The God of Second Chances from the album God Is Here (GIA) I love the reality of this piece. David Has has crafted a text that resonates with our human struggle to love ourselves and recognize the forgiveness offered by the God who loves us more than we can possibly imagine.
Heart of Christ Jesus from the album Tune My Heart (WLP) “Heart of Christ Jesus is based on a beautiful text by Paul Nienaber, S.J., written for SATB choir, assembly, guitar, keyboard, and strings. It has a simple, almost child-like melody so as to not detract from the text. The first stanza reminds us that the heart of Christ is love overflowing, a Christ who walks with us in our struggles. Stanza two is depicts the compassion of Christ who pursues us, seeks us out, and embraces us. Stanza three has the analogy of Christ as a teacher, “lighting our way.” Stanza four focuses on Christ as healer, tending the wounded, merciful, comforting. Stanza five is about Christ as servant, humble, faithful, “open to all.” The final stanza is about the redemptive heart of Jesus, our “source of salvation.” The hymn reminds us how Christ is in each of us, and how we can take Christ out into the world through our everyday living.” – Karen Schneider Kirner
In the Morning, In the Evening from the album Of Womb and Tomb (GIA) “A couple years ago, my sister was hospitalized for mental illness. It was the first time she, or anyone in my family for that matter, had to face something like it. It was heartbreaking to watch her suddenly go from a fully functioning senior in college to someone who couldn’t sleep and barely knew her own name. What was worse, was that her episode caused her to be very anxious about whether or not God still loved her. She is a musician, so during that time I used songs of comfort to remind that she is loved. I was also in search of a text to communicate her innate belonging and when I came across Adam Tice’s In the Morning, In the Evening I weeped. It was exactly what I wanted to communicate to her. “In the good times, in the hard times, God will stay with you, stay with you.

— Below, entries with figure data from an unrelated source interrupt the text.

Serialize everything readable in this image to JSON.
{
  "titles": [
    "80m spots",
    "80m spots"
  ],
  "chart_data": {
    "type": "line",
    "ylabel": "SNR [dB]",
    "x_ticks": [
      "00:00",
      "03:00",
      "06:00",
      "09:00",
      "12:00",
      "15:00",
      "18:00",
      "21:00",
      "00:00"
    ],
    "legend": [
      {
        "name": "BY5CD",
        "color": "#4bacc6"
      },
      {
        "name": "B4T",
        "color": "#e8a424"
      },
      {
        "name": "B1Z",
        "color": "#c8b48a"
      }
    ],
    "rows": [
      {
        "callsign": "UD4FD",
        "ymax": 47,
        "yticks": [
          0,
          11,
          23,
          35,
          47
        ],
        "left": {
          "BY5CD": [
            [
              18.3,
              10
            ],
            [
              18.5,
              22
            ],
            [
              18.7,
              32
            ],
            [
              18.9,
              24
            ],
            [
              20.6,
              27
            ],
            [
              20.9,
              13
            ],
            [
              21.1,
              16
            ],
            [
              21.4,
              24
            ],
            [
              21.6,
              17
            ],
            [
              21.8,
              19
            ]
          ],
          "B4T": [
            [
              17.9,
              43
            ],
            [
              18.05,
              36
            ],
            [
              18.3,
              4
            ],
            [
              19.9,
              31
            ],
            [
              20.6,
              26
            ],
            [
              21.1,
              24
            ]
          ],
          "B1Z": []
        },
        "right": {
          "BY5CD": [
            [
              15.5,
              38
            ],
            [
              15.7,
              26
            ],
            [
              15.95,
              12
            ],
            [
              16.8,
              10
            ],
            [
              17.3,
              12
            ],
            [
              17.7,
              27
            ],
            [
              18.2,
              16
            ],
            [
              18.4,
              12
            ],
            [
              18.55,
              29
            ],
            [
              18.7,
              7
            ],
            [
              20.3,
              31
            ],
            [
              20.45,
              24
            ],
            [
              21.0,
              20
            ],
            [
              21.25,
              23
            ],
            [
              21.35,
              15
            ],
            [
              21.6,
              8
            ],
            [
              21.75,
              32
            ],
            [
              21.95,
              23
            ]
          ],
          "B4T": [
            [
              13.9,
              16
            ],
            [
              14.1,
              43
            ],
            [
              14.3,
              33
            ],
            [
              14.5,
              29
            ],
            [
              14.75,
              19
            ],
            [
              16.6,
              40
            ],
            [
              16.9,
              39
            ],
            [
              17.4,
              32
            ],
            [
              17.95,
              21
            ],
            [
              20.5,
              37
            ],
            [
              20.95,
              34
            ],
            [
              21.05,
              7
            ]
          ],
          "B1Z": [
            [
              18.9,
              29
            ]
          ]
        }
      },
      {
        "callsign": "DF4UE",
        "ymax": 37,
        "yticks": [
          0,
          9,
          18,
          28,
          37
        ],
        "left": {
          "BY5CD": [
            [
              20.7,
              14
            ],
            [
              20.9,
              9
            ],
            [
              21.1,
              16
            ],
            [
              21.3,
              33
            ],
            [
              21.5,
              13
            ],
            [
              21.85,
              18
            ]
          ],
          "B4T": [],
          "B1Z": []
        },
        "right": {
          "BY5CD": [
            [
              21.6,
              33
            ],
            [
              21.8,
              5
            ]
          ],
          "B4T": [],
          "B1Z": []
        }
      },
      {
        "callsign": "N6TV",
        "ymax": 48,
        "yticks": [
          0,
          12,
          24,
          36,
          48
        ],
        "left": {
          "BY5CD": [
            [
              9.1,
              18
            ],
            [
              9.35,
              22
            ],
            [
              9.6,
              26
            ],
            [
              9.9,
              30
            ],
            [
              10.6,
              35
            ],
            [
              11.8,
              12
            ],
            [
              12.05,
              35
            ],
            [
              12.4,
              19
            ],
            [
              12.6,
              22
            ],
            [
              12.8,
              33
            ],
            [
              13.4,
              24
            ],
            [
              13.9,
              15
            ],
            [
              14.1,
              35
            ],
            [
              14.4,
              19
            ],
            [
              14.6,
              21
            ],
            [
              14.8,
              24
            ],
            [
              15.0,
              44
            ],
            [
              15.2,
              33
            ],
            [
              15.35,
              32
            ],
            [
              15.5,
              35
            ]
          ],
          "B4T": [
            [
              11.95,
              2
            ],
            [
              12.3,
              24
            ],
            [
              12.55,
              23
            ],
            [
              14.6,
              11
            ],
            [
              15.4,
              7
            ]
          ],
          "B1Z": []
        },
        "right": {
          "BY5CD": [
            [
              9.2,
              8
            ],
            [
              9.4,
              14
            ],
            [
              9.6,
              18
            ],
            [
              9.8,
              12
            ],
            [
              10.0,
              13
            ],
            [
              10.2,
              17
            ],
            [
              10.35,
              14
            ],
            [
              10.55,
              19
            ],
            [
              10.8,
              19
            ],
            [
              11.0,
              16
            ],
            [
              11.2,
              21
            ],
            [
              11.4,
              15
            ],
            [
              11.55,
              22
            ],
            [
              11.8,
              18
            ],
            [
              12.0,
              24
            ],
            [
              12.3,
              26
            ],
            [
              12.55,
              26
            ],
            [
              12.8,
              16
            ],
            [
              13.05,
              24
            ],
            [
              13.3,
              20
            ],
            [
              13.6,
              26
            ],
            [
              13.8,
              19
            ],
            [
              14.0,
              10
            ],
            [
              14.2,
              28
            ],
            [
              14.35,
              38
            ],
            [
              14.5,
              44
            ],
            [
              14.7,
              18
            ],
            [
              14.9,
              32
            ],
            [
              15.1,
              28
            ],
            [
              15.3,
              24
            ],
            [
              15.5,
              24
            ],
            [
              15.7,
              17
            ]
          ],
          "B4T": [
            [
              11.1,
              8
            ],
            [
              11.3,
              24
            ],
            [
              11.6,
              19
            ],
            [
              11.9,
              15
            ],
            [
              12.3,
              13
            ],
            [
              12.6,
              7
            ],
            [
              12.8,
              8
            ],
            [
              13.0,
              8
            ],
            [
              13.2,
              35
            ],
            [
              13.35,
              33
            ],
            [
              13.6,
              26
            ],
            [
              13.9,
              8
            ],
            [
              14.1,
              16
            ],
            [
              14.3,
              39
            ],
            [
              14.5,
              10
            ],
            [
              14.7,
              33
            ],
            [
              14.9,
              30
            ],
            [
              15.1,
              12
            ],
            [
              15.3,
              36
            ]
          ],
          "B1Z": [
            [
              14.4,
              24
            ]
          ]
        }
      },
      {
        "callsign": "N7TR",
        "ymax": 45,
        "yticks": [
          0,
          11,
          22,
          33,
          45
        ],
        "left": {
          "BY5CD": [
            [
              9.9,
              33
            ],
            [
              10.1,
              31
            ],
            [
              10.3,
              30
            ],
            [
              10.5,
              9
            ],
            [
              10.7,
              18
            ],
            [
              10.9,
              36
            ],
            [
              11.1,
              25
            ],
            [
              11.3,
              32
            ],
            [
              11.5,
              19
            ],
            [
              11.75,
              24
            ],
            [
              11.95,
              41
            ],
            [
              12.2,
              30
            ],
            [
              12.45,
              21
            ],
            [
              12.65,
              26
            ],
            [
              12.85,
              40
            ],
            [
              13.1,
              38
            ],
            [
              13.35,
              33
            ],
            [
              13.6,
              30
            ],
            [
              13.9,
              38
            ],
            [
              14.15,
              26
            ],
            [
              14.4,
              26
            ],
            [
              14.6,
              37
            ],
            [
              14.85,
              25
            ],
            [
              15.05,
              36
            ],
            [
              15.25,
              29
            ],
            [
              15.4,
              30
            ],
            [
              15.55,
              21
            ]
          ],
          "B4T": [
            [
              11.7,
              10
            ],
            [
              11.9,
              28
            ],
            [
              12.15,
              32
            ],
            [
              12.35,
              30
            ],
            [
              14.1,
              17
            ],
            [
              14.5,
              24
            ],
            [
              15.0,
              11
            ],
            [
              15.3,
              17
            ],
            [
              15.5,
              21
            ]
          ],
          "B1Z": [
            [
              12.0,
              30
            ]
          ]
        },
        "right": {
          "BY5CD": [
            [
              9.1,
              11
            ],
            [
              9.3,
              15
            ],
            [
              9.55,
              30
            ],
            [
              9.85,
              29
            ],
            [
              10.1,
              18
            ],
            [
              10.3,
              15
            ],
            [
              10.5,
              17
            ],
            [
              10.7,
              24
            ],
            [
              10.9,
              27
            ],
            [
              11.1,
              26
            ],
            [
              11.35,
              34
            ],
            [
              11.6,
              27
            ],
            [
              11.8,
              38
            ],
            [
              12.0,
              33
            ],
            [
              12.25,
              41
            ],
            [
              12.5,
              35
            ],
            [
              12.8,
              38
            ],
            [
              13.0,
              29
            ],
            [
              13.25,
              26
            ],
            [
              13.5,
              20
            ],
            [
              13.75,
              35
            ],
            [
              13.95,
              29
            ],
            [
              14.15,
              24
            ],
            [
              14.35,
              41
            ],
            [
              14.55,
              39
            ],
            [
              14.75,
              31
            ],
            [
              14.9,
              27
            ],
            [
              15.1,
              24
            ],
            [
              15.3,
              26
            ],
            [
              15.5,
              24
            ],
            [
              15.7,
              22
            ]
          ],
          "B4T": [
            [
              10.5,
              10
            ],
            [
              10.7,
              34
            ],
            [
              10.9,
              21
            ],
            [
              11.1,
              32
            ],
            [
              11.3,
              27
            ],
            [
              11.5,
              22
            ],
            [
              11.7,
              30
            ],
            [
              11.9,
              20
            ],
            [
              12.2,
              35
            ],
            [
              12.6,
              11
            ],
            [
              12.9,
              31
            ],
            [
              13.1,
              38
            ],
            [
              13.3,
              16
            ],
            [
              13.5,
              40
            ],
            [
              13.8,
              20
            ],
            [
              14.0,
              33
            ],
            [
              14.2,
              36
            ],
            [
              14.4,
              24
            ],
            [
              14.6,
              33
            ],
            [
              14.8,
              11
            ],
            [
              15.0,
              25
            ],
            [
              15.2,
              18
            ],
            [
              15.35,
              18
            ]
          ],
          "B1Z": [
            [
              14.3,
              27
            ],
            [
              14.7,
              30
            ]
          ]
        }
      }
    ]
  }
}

In your waking, in your sleeping, God will stay with you still.” This text and song continues to be one of comfort and healing for my family and I am honored to share this message of love with a broader audience. – Bex Gaunt
Show Us Mercy (WLP) “Show Us Mercy is a trilingual song (English, Tagalog and Spanish) that is sung in unison. I wrote it because our large reconciliation liturgies included a diversity of cultures. The piece has a strong us text: we come before you weak, sinful, broken. People pray with and for each other when they sing this song, making it a good for Lent and any communal reconciliation.” – Janèt Sullivan Whitaker
Tune My Heart According to Your Will from the album Tune My Heart (WLP) “Years ago, a presbyter colleague of mine took up the yoke of the episcopacy – and chose the words of Dante as his compass point: “In his will is our peace.” Musicians aim for resonance – peace, if you will, and harmony between voices. Suspensions need be resolved, beauty allowed to shine through. The idea behind this text was to merge two distinctive strands of text – one from a 13thcentury poet; the second from a 20thcentury monk. The mantra is meant to be contemplated, allowed to sink in, sung again and again, bringing forward the resonance between the Creator and the created.” – Steven C. Warner
When We Are Weak We Are Strong from the album When We Are Weak We Are Strong (GIA) – David captures the essence and challenge of our life in Christ: vulnerability.